In Figure 9.5 , the values of P _d measured in microvascular beds of skeletal muscle and single mesenteric microvessels to some small water soluble solutes have been plotted against solute molecular radius. In mesenteric capillaries, values for P _d to the smallest molecules and ions (e.g., Na ⁺ , K ⁺ , urea) are ten times greater than values of P _d for the same solutes in muscle capillaries. To make the comparison easier, both the P _d values and values for molecular radius are shown on logarithmic scales. The decline of P _d with molecular radius for both types of microvessel is much greater than the decline of diffusion coefficient ( D ) for the same molecules in open aqueous solution. The more rapid decline of P _d can be accounted for if molecules were diffusing through water-filled channels whose widths were comparable to their own diameters. The smooth curves, which have been fitted to the data, converge as molecular radius increases. If the channels were cylindrical pores, the convergence implies that the radii of the pores is very similar in mesenteric and muscle capillaries, but there are ten times more pores penetrating per unit area of the walls of mesenteric capillaries than of muscle capillaries. The value of molecular radius at which the curves intersect provides an estimate of the pore radius – in this case between 3.5 and 4 nm.

Figure 9.5, Relations between the logarithms of P d and molecular radius for small to intermediate sized hydrophilic solutes in capillaries of frog mesentery (filled circles) and cat skeletal muscle (filled triangles).

This pattern of declining P _d to small hydrophilic solutes with increasing molecular diameter is seen in all microvessels where it has been sought, and curves based on the theory of diffusion through pores of radii between 3.5 nm–5 nm can be fitted to these data.

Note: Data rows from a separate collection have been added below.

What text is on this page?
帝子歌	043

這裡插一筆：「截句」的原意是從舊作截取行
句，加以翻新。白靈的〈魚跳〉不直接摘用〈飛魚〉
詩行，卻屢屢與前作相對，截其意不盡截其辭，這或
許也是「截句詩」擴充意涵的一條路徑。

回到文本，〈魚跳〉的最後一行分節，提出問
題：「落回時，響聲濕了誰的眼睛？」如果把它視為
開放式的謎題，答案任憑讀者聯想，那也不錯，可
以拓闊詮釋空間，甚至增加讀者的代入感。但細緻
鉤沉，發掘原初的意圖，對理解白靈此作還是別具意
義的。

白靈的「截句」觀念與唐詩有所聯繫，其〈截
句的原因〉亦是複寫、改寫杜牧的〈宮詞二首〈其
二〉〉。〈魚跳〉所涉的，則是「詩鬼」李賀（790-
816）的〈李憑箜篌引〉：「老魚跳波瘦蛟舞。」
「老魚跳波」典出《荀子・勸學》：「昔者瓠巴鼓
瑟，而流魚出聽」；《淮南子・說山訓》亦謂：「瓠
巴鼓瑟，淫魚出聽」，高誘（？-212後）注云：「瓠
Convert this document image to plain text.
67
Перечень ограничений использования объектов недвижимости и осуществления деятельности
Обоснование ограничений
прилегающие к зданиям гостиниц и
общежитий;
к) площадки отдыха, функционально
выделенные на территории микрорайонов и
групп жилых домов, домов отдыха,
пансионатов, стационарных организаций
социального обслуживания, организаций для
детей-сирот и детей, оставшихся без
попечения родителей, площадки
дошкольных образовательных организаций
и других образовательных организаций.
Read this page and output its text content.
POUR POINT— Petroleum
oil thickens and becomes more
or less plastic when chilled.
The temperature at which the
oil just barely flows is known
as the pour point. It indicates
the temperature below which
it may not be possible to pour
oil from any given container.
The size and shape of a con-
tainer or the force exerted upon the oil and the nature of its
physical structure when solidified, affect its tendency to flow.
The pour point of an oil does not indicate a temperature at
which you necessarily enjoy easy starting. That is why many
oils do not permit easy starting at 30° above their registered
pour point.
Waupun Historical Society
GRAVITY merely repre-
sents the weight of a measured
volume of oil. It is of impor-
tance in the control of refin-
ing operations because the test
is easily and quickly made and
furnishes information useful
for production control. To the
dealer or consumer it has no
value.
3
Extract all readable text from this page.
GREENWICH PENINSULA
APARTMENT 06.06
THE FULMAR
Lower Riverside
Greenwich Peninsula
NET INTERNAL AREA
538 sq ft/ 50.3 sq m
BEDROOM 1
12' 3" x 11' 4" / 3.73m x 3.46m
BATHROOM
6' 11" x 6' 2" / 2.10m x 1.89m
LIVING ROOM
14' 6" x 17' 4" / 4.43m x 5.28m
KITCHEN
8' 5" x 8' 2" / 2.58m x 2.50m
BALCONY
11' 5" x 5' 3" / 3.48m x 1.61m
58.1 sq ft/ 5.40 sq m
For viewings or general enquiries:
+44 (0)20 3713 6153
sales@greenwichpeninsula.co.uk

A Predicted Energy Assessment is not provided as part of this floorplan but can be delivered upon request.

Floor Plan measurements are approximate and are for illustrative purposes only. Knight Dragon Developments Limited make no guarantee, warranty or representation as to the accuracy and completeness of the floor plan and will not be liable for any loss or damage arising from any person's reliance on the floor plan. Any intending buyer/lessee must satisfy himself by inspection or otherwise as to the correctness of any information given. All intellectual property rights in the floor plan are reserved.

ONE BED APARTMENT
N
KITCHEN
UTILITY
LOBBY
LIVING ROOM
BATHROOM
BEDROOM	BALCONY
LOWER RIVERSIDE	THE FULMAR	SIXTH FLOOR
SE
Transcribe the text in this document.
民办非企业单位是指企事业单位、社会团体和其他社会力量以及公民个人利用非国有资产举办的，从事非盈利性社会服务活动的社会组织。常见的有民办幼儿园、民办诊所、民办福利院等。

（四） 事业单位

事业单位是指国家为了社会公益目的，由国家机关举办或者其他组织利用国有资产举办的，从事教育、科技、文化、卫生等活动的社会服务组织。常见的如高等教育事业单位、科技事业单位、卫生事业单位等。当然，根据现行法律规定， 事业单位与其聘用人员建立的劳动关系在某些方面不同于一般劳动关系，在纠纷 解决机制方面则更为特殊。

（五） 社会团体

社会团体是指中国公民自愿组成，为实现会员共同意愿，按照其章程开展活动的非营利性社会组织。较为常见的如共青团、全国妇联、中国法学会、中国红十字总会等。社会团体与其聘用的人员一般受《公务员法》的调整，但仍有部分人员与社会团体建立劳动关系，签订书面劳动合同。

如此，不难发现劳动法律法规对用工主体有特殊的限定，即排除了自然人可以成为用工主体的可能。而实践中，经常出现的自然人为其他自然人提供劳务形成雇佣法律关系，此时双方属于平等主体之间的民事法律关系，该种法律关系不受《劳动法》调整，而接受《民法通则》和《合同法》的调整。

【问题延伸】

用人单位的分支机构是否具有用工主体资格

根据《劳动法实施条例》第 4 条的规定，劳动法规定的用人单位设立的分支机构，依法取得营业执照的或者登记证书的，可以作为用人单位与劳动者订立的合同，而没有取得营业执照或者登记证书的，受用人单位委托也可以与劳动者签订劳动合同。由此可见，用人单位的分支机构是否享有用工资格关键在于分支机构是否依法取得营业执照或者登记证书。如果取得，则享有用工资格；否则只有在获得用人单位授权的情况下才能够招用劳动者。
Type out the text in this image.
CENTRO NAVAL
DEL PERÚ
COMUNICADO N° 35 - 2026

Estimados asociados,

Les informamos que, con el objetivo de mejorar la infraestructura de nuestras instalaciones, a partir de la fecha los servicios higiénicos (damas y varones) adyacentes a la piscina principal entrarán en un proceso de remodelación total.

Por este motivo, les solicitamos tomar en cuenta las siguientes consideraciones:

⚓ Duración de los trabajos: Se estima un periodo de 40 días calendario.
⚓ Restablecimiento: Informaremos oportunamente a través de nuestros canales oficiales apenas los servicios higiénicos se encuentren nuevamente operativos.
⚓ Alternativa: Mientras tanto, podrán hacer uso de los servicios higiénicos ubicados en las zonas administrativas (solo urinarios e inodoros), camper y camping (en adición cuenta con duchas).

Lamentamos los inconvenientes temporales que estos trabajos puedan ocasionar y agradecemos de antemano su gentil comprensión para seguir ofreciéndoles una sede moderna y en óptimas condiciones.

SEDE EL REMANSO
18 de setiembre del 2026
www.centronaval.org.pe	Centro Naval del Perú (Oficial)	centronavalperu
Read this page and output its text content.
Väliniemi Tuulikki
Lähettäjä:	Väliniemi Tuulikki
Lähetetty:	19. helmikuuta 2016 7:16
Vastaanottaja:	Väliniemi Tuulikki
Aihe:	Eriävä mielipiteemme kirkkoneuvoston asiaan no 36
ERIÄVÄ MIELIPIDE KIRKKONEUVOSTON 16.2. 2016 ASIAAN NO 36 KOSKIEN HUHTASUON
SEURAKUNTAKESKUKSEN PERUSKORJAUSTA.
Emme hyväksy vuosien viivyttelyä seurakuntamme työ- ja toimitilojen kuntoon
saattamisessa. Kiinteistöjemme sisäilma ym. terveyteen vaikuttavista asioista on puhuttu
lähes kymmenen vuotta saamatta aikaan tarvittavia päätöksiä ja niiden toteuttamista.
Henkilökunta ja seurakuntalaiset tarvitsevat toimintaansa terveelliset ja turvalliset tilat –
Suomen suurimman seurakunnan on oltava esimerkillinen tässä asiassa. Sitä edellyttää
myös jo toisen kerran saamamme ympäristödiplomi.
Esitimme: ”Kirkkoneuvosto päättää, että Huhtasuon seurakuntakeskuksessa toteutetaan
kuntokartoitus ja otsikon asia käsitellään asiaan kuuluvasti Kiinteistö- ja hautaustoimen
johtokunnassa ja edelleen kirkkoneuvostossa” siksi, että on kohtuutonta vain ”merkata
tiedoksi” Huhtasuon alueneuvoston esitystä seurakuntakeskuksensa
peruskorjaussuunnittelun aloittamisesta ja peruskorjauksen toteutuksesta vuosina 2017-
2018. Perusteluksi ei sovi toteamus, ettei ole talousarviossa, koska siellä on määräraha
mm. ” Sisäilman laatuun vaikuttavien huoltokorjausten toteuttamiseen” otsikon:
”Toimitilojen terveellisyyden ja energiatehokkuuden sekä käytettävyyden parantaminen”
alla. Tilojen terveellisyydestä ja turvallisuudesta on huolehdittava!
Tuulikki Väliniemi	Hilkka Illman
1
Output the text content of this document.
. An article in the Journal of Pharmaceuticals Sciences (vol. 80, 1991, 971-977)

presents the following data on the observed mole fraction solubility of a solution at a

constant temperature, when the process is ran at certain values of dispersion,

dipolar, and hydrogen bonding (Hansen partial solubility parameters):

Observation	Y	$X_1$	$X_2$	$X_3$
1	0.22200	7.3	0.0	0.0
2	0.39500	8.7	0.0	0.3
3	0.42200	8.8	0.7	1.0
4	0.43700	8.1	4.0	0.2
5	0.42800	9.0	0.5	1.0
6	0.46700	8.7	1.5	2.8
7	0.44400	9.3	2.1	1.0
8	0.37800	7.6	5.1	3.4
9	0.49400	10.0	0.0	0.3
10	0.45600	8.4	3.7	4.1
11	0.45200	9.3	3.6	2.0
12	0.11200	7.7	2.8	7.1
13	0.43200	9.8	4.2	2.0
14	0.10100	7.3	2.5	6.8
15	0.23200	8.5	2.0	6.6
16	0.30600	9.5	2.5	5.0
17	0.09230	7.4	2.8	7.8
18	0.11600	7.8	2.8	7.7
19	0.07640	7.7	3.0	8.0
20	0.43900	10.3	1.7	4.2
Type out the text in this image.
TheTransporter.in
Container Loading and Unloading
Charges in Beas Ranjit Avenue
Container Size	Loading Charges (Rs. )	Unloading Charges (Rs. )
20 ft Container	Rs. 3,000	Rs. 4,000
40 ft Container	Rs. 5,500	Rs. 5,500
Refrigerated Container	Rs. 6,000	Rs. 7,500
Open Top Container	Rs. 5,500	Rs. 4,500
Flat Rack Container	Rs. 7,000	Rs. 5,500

The values of P _d to a particular small hydrophilic solute (e.g., Na ⁺ , K ⁺ , sucrose, and inulin) in different microvascular beds correlate with the values of hydraulic permeability ( L _P ). This is shown in Figure 9.6 , where each point represents the mean value of L _P plotted against the mean value of P _d to Na ⁺ or K ⁺ in the same microvessel or microvascular bed, different points representing values for vessels in different tissues. The data have been plotted on logarithmic scales so that values covering two orders of magnitude can be compared. The slope that has been drawn through the points has been given a value of unity, to indicate that direct proportionality is a reasonable description of the relationship. The correlation is strong circumstantial evidence for believing that the same pathways through the endothelium serve both for the rapid exchange of small hydrophilic solutes, and for most net fluid movements. Furthermore, because Na ⁺ ions are likely to follow an extracellular route, it seems likely that this shared pathway is extracellular. This line of reasoning is greatly strengthened by the demonstration of similar linear correlations between L _P and P _d values for other extracellular solutes, such as sucrose and inulin in different microvascular beds.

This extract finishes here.